In other business, city lawmakers finalized sweeping animal regulations and overhauled the city’s campaign finance rules. 

Also, city council members unanimously agreed to create a compact with Denver to help prevent youth violence. 

With the agreement, Aurora and Denver will be able to share resources and public and private dollars to prevent kids from falling into violence and gangs. It’s part of a regional approach Aurora lawmakers say is essential to curb youth violence after a tragic summer. 

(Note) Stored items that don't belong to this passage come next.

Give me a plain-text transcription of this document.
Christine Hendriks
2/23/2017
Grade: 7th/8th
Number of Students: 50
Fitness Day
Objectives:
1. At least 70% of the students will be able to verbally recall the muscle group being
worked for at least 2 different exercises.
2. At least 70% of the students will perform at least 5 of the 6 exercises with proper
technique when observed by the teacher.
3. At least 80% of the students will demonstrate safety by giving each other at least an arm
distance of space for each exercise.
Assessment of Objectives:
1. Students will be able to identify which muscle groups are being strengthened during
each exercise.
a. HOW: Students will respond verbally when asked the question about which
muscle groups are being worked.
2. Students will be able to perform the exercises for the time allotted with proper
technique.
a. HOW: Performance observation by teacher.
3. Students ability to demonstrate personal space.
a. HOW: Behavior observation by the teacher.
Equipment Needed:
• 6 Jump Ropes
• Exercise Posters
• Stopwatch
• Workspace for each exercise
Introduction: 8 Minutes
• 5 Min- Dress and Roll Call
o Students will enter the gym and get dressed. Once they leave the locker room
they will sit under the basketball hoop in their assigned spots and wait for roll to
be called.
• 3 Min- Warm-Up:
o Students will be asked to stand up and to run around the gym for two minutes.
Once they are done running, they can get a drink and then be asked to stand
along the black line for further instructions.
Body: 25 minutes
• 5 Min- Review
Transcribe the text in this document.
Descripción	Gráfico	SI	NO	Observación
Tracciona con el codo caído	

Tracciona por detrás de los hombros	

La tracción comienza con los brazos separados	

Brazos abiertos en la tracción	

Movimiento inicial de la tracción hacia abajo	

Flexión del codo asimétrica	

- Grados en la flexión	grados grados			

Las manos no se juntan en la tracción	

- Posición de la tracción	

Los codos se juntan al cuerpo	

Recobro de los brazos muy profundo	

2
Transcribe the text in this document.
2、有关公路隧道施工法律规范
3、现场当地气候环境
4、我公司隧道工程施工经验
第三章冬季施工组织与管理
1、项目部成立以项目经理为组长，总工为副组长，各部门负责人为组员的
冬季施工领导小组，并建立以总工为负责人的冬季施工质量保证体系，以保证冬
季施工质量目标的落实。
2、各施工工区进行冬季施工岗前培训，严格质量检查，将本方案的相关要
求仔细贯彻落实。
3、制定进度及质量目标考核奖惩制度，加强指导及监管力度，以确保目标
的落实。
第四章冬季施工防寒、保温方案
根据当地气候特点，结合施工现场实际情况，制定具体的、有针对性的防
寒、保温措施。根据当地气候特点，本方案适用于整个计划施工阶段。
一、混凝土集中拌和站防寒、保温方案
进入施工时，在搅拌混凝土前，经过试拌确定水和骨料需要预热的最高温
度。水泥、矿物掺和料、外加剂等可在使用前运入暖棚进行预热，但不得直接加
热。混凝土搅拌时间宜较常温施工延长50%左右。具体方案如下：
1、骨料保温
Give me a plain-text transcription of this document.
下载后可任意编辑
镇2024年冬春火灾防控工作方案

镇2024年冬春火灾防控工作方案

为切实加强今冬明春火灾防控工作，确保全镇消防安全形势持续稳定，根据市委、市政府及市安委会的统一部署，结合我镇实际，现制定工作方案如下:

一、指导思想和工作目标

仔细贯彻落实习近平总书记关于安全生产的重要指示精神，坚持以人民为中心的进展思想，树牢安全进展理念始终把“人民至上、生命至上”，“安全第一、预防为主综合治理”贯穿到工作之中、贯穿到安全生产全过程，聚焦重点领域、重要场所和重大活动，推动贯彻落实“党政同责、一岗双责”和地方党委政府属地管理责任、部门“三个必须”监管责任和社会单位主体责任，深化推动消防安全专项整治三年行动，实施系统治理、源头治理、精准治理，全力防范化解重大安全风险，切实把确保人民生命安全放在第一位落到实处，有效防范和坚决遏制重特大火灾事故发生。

Lawmakers also unanimously agreed to spend $3.8 million to help fund a wide network of homeless service providers, ready-to-work programs and affordable housing projects. Most of the dollars came from the city’s marijuana tax fund and federal grants.  

The recipients including Mile High Behavioral Healthcare — an organization running homeless outreach programs and shelters, including a forthcoming winter shelter — as well as the Providence at the Heights affordable housing community, the Second Chance Center, Salvation Army and the Aurora Housing Authority. 

Also, the city council moved to cap fees paid by restaurants to third party companies for food delivery services. Denver recently added similar protections to protect restaurants from predatory practices by tech-based delivery companies such as Uber Eats.